Je viens d’aller voir mon chef qui ne perd pas à être vu au grand jour, au contraire, mais tout joli qu’il est, vous êtes encore et sereza toujours mon plus beau CHEF ! et la cimeb la plus haute de votre arbre généalogique. Merci, mon adoré bien-aimé, merci de ton charmant et précieux cadeau, merci surtout du procédé si gracieux et si aimable dont tu l’as accompagné. Je ne finirais pas de te remercier, mon bien-aimé, du plaisir que tu m’as fait, si je n’écoutais que mon cœur, mais je crains de t’ennuyer en insistant plus longtemps.

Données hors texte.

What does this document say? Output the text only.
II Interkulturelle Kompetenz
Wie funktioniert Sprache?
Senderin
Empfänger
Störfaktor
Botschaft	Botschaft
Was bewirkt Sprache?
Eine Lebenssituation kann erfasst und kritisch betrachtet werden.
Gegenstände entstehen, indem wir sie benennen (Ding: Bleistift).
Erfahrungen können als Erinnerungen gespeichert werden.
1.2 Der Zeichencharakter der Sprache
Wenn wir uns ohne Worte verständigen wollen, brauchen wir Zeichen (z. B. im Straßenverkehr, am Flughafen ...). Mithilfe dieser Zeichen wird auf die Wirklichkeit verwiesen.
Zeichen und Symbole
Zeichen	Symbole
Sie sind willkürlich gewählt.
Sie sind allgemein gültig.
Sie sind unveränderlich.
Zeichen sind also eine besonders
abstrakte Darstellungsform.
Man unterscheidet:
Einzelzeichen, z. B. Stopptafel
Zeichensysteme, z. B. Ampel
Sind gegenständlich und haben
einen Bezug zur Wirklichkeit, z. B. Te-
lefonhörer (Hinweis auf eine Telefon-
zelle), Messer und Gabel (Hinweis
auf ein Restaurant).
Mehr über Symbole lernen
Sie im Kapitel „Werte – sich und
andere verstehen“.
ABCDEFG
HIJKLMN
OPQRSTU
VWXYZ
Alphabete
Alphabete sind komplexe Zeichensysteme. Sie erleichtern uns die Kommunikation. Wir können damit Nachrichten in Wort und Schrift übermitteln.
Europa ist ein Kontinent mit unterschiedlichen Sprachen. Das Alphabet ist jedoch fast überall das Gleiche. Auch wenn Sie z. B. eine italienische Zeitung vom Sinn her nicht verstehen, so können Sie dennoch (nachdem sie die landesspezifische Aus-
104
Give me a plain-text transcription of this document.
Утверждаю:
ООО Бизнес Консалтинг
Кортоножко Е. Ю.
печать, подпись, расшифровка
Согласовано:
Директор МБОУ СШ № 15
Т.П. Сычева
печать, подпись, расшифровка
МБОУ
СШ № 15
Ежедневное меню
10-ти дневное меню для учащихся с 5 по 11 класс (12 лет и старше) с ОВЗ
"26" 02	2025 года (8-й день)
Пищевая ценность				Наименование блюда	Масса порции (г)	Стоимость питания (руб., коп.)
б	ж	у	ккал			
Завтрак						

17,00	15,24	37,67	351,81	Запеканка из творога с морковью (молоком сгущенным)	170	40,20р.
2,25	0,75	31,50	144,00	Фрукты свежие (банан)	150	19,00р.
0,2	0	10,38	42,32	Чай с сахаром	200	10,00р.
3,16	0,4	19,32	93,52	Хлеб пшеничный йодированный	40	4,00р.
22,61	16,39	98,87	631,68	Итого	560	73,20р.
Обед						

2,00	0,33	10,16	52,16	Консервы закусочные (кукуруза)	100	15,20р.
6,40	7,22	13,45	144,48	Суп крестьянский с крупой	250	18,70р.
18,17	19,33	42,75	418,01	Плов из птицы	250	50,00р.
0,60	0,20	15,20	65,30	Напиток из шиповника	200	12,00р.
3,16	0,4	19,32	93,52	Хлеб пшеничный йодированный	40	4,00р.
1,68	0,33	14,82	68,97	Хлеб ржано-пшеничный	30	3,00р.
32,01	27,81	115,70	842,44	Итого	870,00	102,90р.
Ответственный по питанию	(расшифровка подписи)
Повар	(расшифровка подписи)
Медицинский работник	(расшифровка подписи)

Il paraît que ton Charles a fait confidence à Mlle A. [1] de l’ennui immense qu’il éprouve à Londres. Il lui dit encore qu’il lui paraît difficile d’y rester un mois même avec tout ce qu’il a à voir d’intéressantc. Quant à moi, je serais charmée que l’expérience eût ce résultat de ramener toutes ces brebis au bercail, guéries pour toujours de l’envie de courir la prétentaine. En attendant, j’espère que nous aurons une bonne petite soirée et un bon petit dîner ce soir. En attendant, je te baise de fond en comble.
Juliette
BnF, Mss, NAF 16380, f. 129
Transcription de Mélanie Leclère assistée de Florence Naugrette
a) « serai ».
b) « cîme ».
c) « interressant ».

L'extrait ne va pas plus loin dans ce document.